最近在数据处理中用到了窗函数, 把使用方法记录一下, 暂时只有分组排序和滑动时间窗口的例子, 以后再逐步添加
场景
在SQL查询时, 会遇到有两类需要分组统计的场景, 在之前的SQL语法中是不方便实现的
- 场景1: 顾客维修设备的记录表, 每次维修产生一条记录, 每个记录包含时间, 顾客ID和维修金额, 要取出每个顾客的维修次数和最后一次维修时的金额
- 场景2: 还是上面的维修记录表, 要取出每个顾客的每次维修之间的时间间隔
- 场景3: 一个用户账户的交易流水表, 要求每个小时的交易笔数和平均收支金额, 这个平均数的统计范围是两个小时(整点时间的前后一个小时)
使用窗函数直接SQL中使用窗函数就能解决这些问题, 否则需要使用临时表, 函数或存储过程进行处理.
窗函数
PostgreSQL 从2010年的版本8开始就支持窗函数了.
文档
详细说明建议查看官方文档 https://www.postgresql.org/docs/current/tutorial-window.html
函数说明
窗函数(window function)的计算方式与传统的单行和聚合不同
- 窗函数是在当前表中, 基于当前行的相关行的计算, 注意是基于多行的计算
- 属于一种聚合计算, 可以使用聚合类型的函数(aggregate function)
- 使用窗函数并不会导致结果的聚合, 也就是结果依然是当前的行结构
所以综合的说, 窗口函数就是在行的基础上, 允许对多行数据进行计算. 下面是一个简单的窗函数例子, 将每个员工的薪资与其所在的部门的平均薪资进行比较
SELECT depname, empno, salary, avg(salary) OVER (PARTITION BY depname) FROM empsalary;
关键词
使用窗函数时会用到的一些关键词
- OVER 前面的查询基于后面的窗口
- PARTITION BY 类似于 GROUP BY 的语义, 专用于窗口的分组
- ORDER BY 窗内的排序依据, 依据的字段决定了 RANGE 的类型
- RANGE ... PRECEDING 在当前值之前的范围, 基准是当前记录这个 ORDER BY 字段的值
- RANGE ... FOLLOWING 在当前值之后的范围, 基准是当前记录这个 ORDER BY 字段的值
- RANGE BETWEEN ... PRECEDING AND ... FOLLOWING 前后范围的组合
- WINDOW 将窗口命名为变量, 可以在 SELECT 中重复使用
示例
按窗口打序号
功能: 将数据按指定的字段分组, 再按另一个字段排列, 给每个分组里的数据打上序号.

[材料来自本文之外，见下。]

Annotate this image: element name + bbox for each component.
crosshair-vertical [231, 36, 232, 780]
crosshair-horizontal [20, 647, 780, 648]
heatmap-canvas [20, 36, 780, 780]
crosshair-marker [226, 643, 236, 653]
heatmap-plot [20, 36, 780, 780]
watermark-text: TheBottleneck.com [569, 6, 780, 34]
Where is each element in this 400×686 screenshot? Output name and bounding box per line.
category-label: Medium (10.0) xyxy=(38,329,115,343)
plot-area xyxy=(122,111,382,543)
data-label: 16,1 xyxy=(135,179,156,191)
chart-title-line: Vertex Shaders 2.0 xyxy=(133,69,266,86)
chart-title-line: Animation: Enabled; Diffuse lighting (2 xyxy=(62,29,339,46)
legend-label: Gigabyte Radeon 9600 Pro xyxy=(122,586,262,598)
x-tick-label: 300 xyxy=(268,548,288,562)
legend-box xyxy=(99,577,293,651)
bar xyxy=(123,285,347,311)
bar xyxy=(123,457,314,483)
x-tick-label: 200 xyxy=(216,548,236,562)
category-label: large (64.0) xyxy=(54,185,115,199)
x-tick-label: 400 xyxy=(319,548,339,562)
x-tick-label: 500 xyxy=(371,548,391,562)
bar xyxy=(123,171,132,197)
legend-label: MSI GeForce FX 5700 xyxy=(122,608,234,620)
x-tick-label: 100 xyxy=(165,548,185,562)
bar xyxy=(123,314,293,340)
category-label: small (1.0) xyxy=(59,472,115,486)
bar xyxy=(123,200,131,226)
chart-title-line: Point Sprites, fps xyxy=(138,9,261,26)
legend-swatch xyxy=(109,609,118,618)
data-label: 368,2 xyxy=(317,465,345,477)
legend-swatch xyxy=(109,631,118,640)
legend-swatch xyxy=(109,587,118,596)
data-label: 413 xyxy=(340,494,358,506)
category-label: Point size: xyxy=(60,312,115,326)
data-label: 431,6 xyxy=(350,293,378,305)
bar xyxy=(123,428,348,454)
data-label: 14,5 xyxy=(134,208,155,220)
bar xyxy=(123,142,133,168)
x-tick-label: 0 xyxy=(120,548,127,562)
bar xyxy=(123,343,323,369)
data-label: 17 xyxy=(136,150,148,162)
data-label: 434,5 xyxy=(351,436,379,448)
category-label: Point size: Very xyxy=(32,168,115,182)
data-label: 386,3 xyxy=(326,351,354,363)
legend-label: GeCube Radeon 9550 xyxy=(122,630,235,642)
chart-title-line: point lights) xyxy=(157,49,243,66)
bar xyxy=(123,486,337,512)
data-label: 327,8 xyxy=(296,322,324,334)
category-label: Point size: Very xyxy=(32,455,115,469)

这是一个常用技巧, 例如要计算各组内记录之间的时间间隔, 但是用时间不方便join, 打完序号后就可以用序号join了
SELECT
ROW_NUMBER() OVER w1 AS rn,
sample_01.*
FROM
sample_01
WINDOW
w1 AS (PARTITION BY field_name ORDER BY created_at ASC);
简单时间窗口统计
功能: 将数据表按指定字段(日期类型)进行排序, 然后基于每个记录的这个字段创建一个固定宽度的时间窗口, 对窗口内的多个记录进行统计
统计单个字段, 可以直接写在select中
SELECT
MAX(amount) OVER (ORDER BY traded_at RANGE '30 minutes' PRECEDING) AS amount_max,
*
FROM sample_01
WHERE card_num = '6210812500006111111'
基于时间窗口变量进行多字段统计
功能: 和前一个功能一样, 但是要进行多个不同的统计, 要重复用到这个窗口函数
如果要统计多个字段, 可以抽出单独的WINDOW
SELECT
MAX(rn) OVER w1 AS rn_max,
MAX(amount) OVER w1 AS amount_max,
AVG(amount) OVER w1 AS amount_avg,
*
FROM sample_01_diff
WINDOW
-- w1 AS (ORDER BY traded_at RANGE '30 minutes' PRECEDING)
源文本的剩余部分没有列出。